When given a chance to run with a statement by Dean on the “war on drugs,” the opportunity’s not taken up. Dean went part way in saying that not all drug offenders should end up in prison, but the follow-up questions were few. As Taibbi says:
It would be revolutionary for an American President, or even a major-party nominee, just to say that nonviolent drug offenders shouldn’t go to jail. The breaking of that public taboo on a nationwide basis would be a major event, a huge step in halting the idiocy of a 2 million-strong prison population. But the press wasn’t interested gaming in making it happen, even though Dean was serving up the chance on a silver platter.
In the end, looking at it all close up, Taibbi is more disillusioned than inspired. Disillusioned by his own colleagues:
As much as the reporters snickered about the campaign fakery, and occasionally cracked about it in print, there is no question that they were attracted to the big-campaign symbolism like moths to a lamp.

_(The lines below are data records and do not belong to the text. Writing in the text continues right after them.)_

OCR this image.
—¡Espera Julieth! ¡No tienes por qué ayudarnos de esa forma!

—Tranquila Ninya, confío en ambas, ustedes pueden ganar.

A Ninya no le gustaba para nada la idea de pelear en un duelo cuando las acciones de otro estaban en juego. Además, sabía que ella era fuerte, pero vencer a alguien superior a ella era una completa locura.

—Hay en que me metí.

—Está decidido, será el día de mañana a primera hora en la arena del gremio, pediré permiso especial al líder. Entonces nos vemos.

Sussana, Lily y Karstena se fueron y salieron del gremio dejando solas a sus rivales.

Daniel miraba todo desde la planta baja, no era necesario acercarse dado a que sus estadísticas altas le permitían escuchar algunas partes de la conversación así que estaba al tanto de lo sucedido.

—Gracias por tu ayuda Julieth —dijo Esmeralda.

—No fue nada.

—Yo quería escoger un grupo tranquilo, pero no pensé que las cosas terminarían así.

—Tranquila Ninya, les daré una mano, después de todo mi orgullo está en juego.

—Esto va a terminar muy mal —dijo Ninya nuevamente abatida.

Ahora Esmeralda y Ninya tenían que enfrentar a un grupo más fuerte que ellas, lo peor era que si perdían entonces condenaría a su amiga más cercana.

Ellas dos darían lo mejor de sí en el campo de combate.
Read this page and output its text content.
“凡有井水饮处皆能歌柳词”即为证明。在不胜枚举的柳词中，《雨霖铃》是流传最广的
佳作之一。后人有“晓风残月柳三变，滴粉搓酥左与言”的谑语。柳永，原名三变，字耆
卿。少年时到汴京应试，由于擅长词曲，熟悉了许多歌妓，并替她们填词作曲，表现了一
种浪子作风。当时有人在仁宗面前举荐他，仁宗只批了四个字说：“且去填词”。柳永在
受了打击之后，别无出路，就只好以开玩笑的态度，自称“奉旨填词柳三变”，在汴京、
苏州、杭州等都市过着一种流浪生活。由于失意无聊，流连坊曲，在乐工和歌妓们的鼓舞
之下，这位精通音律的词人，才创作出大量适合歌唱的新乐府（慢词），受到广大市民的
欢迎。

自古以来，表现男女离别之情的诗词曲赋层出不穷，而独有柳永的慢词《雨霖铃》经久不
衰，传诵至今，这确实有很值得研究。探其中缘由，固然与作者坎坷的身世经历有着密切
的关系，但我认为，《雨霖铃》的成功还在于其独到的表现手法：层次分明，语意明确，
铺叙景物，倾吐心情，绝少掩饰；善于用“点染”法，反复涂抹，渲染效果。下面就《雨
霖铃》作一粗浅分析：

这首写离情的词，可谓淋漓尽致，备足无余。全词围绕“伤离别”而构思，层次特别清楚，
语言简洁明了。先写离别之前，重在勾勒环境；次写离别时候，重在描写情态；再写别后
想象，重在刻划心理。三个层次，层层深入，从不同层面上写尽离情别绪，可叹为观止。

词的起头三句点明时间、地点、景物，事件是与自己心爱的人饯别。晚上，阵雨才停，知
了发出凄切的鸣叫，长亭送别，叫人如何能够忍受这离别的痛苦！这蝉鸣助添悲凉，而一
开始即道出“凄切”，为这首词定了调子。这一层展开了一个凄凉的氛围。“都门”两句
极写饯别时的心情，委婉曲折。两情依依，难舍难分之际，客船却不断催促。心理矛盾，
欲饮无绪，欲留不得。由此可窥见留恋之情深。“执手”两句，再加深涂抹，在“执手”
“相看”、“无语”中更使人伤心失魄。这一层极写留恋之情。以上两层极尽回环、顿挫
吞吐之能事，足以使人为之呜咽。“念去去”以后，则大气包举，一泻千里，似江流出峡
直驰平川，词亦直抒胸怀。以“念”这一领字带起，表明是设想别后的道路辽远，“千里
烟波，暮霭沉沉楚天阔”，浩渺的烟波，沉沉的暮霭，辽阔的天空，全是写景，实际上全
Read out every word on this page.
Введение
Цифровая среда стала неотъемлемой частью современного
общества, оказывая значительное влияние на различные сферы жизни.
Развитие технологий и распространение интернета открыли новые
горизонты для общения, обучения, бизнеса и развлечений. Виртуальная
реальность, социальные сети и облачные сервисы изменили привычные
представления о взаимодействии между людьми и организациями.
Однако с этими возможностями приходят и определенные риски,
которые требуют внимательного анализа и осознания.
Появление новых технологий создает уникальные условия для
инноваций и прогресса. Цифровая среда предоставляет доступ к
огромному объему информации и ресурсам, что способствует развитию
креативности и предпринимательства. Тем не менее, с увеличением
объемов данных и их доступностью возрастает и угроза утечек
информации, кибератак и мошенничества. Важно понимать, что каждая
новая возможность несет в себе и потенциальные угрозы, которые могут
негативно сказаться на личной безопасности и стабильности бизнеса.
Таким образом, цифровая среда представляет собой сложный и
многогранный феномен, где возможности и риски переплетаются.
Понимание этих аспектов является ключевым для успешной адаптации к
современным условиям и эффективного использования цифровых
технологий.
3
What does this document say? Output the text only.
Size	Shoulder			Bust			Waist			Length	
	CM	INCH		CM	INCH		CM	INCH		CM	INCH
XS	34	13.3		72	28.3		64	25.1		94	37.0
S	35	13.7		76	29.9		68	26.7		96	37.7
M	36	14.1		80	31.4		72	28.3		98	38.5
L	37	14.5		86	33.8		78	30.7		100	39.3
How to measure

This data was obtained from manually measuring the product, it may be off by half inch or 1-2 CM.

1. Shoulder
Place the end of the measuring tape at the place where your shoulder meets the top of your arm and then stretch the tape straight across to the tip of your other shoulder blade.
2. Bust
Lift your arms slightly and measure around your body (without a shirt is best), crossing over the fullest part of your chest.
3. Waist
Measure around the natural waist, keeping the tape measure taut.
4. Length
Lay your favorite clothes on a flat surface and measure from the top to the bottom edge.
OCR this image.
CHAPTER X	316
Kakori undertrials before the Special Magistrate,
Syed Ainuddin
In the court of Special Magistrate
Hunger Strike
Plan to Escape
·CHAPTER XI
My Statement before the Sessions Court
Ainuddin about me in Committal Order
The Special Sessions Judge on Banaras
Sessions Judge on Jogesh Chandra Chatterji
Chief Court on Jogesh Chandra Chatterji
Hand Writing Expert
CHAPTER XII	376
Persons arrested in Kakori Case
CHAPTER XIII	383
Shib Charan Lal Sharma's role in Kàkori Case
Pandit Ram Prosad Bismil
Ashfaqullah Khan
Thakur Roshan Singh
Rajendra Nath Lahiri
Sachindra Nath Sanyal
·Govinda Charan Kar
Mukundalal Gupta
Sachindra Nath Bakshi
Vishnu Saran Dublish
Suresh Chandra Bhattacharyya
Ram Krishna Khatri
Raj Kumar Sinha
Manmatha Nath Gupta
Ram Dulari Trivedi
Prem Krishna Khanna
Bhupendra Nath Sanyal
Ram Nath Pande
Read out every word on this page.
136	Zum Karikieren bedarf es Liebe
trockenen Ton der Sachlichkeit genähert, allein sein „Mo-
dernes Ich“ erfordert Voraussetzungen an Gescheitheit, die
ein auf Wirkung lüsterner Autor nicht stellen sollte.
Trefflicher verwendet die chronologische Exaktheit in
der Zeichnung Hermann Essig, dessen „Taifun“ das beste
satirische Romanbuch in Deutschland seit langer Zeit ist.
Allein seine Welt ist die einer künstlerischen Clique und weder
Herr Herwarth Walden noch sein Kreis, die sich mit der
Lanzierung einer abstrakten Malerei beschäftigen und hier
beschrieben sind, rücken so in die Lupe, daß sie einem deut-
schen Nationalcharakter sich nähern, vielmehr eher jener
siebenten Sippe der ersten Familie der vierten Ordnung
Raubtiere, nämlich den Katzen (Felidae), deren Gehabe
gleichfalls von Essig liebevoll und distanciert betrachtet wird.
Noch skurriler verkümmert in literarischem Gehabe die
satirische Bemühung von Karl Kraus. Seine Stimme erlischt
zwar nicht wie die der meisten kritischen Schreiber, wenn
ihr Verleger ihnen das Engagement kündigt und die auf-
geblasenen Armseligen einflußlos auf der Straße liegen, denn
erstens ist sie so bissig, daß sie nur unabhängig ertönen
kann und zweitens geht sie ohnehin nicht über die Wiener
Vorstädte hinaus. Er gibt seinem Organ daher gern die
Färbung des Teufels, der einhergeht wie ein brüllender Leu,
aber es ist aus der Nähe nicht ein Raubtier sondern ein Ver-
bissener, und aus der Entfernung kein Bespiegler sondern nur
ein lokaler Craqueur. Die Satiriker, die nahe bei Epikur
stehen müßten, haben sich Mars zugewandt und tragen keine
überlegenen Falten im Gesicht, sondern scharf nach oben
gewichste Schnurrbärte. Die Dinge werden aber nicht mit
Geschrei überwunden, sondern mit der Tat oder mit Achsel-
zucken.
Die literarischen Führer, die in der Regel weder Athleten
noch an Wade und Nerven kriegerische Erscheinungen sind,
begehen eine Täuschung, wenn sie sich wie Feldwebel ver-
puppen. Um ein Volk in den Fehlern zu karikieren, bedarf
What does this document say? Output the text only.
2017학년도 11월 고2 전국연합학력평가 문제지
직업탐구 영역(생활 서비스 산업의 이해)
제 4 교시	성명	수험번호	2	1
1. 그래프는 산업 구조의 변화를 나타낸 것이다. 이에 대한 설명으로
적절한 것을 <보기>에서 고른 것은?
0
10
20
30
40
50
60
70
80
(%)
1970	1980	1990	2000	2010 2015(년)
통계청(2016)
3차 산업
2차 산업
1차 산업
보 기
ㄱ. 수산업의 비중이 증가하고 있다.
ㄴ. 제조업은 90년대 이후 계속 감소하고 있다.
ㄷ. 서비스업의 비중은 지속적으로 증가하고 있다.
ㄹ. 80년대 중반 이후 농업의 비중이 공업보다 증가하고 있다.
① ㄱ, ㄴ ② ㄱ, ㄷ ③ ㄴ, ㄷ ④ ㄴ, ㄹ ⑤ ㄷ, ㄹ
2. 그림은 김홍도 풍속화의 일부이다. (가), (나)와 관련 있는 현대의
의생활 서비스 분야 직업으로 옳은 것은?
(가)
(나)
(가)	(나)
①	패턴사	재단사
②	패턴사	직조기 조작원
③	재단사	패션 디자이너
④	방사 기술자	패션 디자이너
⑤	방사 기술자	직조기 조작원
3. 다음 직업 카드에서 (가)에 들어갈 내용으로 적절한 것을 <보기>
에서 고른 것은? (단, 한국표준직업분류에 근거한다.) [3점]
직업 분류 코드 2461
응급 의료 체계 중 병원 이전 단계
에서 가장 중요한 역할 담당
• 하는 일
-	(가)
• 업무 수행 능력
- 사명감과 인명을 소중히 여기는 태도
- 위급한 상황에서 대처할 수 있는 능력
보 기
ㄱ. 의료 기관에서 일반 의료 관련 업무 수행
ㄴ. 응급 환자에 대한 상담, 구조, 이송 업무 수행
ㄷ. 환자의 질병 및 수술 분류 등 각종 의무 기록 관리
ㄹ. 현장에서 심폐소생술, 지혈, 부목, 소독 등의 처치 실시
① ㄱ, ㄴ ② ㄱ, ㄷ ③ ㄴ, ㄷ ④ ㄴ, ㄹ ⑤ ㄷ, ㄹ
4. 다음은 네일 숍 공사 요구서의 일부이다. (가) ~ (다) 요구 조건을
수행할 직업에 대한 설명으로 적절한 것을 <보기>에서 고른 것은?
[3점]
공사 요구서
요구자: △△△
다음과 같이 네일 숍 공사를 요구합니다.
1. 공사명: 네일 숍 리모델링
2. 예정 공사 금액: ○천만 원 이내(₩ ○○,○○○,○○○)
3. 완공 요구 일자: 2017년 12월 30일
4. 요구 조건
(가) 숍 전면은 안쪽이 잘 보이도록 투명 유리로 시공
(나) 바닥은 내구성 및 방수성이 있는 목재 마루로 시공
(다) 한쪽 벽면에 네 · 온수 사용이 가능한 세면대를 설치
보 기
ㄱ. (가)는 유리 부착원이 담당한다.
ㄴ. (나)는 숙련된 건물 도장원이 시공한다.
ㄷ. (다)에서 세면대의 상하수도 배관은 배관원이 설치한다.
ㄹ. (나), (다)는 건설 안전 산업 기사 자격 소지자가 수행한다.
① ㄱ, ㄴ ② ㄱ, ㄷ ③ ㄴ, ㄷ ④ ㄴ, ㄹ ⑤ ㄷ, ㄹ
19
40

To be full of shit in American politics is a signal to our political press that you are serious, and it was quite obvious that the most transparently meaningless or calculating aspects of Dean’s behavior were what most impressed the Sleepless Summer press corps.
It’s about time we found new ways to cover elections, as Jay Rosen recently argued in his analysis of the Californian recall election
He suggests that the electability question – the famed horse race model of election coverage – should not be the only criteria for campaign reporting. He suggests the “ideas race” is as important:
Let’s give the second narrative a name: the idea race. It’s news about the recall that tells us who’s floating new, interesting, counter-intuitive or maybe even useful ideas for California, which people should be talking about anyway. If reporters are allowed to gauge who’s ahead in the money race, in the polls, and among campaign insiders, they can certainly be permitted to judge who’s a player in the computer online game of offering fresh wisdom, inventive proposals or a more nuanced diagnosis of the state’s problems. From there it’s easy: you just cover the players. It might even prove refreshing to ask who’s winning the idea race?